The Full Court recognised the need for the proportionality comparison to accommodate the reality that, in performing certain tasks, it may not be entirely clear ahead of completing those tasks what the precise benefit might be and that some work may be sufficiently complex and labour intensive to justify a higher cost/benefit ratio. However, the Court provided no real quantitative guidance as to what would be regarded as “proportional”, save to say that “some work may be sufficiently complex and labour intensive such as to justify a cost/benefit ratio of 6/10”.

The second successful ground of appeal was in relation to a reduction applied by the primary judge to the Receivers’ remuneration by reference to a delay of two years between a pooling judgment and the filing on an application for directions for distribution. Their Honours said that for the delay to justify a reduction, there had to be a link to increased work or an increased level of inefficiency that would not have arisen absent the delay. In the Court’s view, this link was not shown; the evidence demonstrated that the delay was not unreasonable and while her Honour took the delay into account in partly justifying a 20% reduction, her Honour did not give any direct linkage to support the reduction or to explain what part of it was caused by the delay.

The last error arose in relation to a discount or penalty applied by the primary judge by reference to the absence of evidence as to the efficiency of the Receivers’ adjudication process.
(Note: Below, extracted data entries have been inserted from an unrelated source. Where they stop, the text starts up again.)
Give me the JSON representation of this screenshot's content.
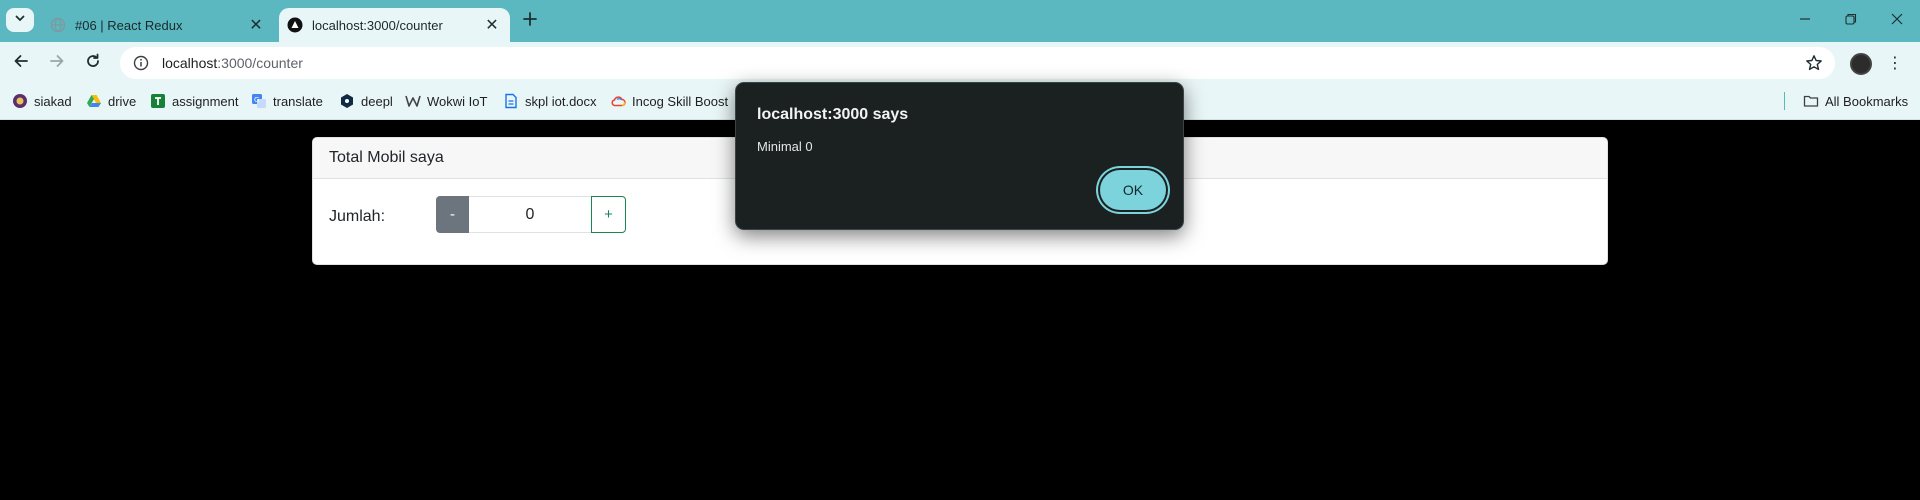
{
  "browser": {
    "tabs": [
      {
        "title": "#06 | React Redux",
        "icon": "globe-icon",
        "active": false
      },
      {
        "title": "localhost:3000/counter",
        "icon": "nextjs-triangle-icon",
        "active": true
      }
    ],
    "address": {
      "host": "localhost",
      "path": ":3000/counter"
    },
    "bookmarks": [
      {
        "label": "siakad",
        "icon": "university-icon"
      },
      {
        "label": "drive",
        "icon": "drive-icon"
      },
      {
        "label": "assignment",
        "icon": "assignment-icon"
      },
      {
        "label": "translate",
        "icon": "translate-icon"
      },
      {
        "label": "deepl",
        "icon": "deepl-icon"
      },
      {
        "label": "Wokwi IoT",
        "icon": "wokwi-icon"
      },
      {
        "label": "skpl iot.docx",
        "icon": "document-icon"
      },
      {
        "label": "Incog Skill Boost",
        "icon": "cloud-icon"
      }
    ],
    "all_bookmarks_label": "All Bookmarks",
    "colors": {
      "frame": "#5bb8c1",
      "toolbar": "#e9f6f7"
    }
  },
  "page": {
    "card_title": "Total Mobil saya",
    "count_label": "Jumlah:",
    "minus_label": "-",
    "count_value": "0",
    "plus_label": "+"
  },
  "dialog": {
    "title": "localhost:3000 says",
    "message": "Minimal 0",
    "ok_label": "OK"
  }
}
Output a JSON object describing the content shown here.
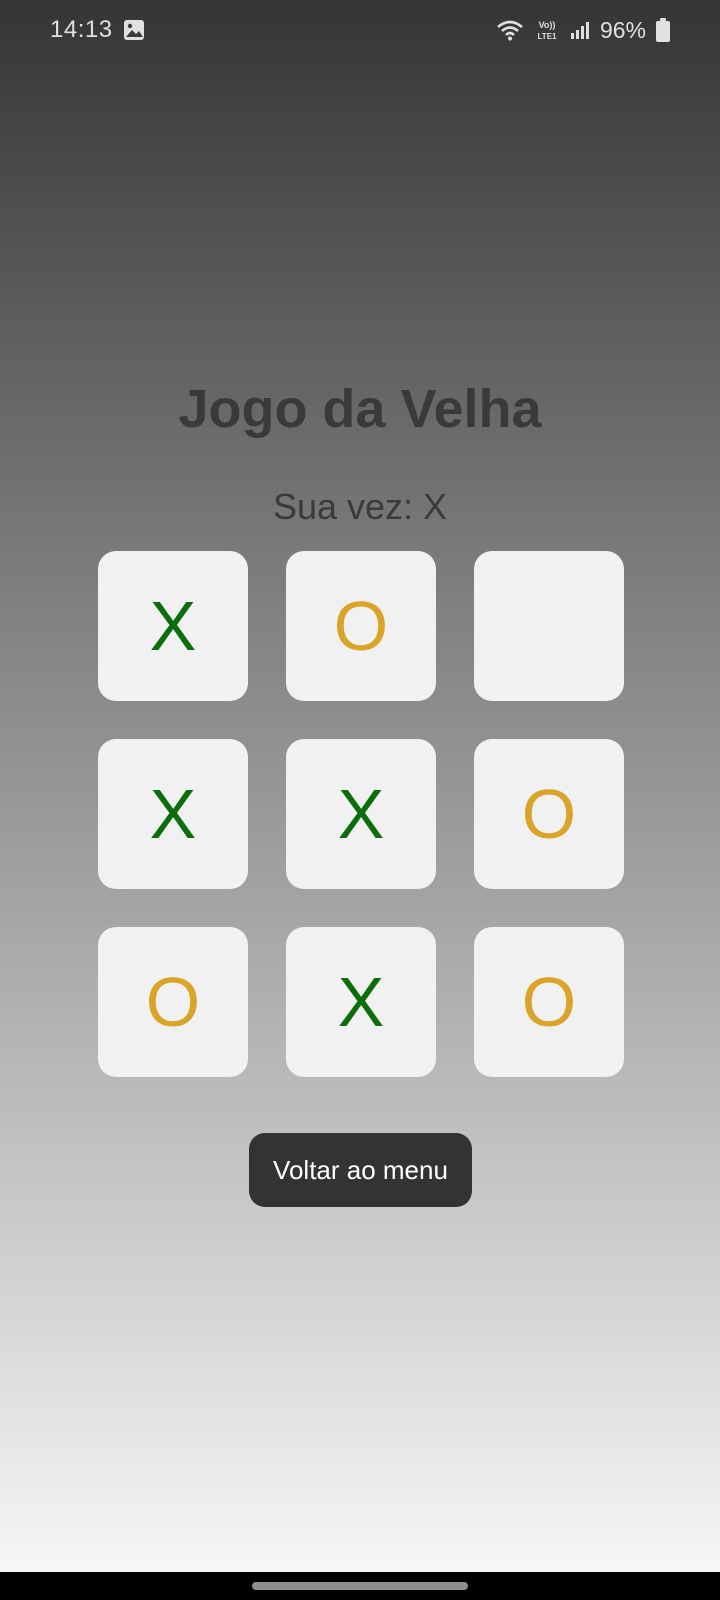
{
  "status_bar": {
    "time": "14:13",
    "notification_icon": "image-icon",
    "wifi_icon": "wifi-icon",
    "volte_label": "Vo)) LTE1",
    "signal_icon": "signal-icon",
    "battery_percent": "96%",
    "battery_icon": "battery-icon"
  },
  "game": {
    "title": "Jogo da Velha",
    "turn_text": "Sua vez: X",
    "board": [
      "X",
      "O",
      "",
      "X",
      "X",
      "O",
      "O",
      "X",
      "O"
    ]
  },
  "actions": {
    "back_to_menu_label": "Voltar ao menu"
  },
  "colors": {
    "x_mark": "#0b6e0b",
    "o_mark": "#d9a427",
    "cell_bg": "#f1f1f1",
    "button_bg": "#333333"
  }
}
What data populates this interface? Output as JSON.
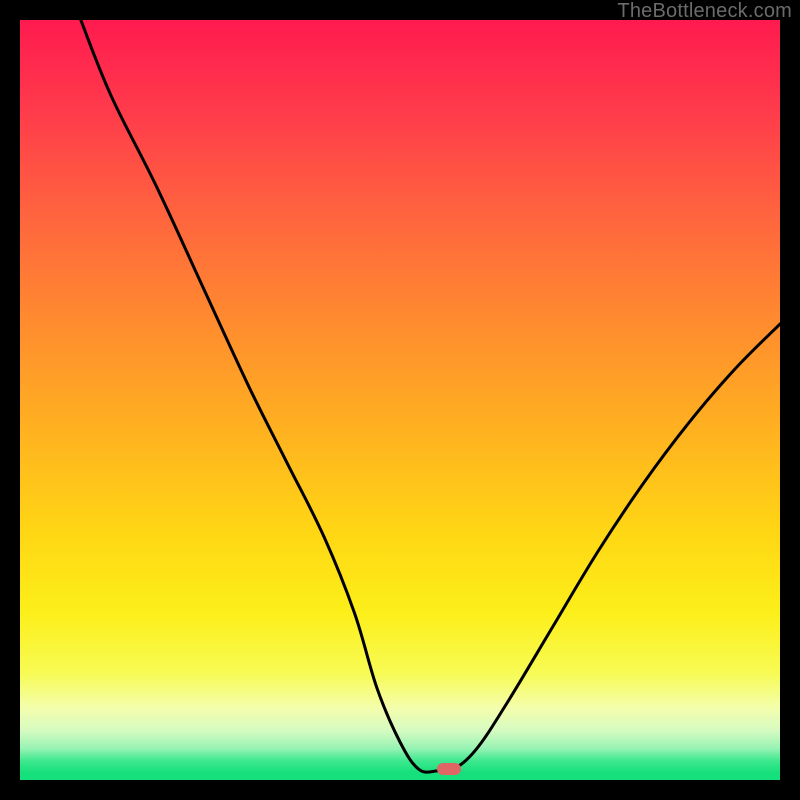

Her Honour considered that the amount claimed by the Receivers for the adjudication of claims was ‘too high’. The Court considered that as the appellants led uncontested evidence as to the method implemented and the reasons for this, it was not open to say that the time spent was ‘too high’. Further, there was no evidence of any other more efficient process that would have reduced the time taken.

This matter will now be listed for rehearing of the application for review before another judge of the Federal Court to be considered afresh on all issues, subject to the Full Court’s reasons.

Practical Tips

Pending further clarification of the law or reform, the following lessons may be taken from the decision:

  • Careful consideration should be given at the outset to the form of the court order appointing the receiver. Depending upon the purpose of the appointment, it may be appropriate to clearly set out in the order that the remuneration is to be determined purely on a time costing basis only without importing any concept of proportionality. In cases where there are doubts as to the utility of any proposed action, consideration should be given to seeking the appropriate directions from the court in a timely manner appreciating that this course will add to the costs of the administration.
  • Care should be taken in selecting the categories of work for which approval is being sought to ensure that the work can be easily reconciled to the benefits derived from the insolvency administration on a cumulative “like for like” cost benefit basis.
  • In the event a decision is made to voluntarily discount from the time-based charge, care needs to be taken to explain the nature and the extent of any previous time write offs and the discount so it is clear that the voluntary discount is off the “real or actual” claim as distinct from the “notional arithmetic ambit” claim.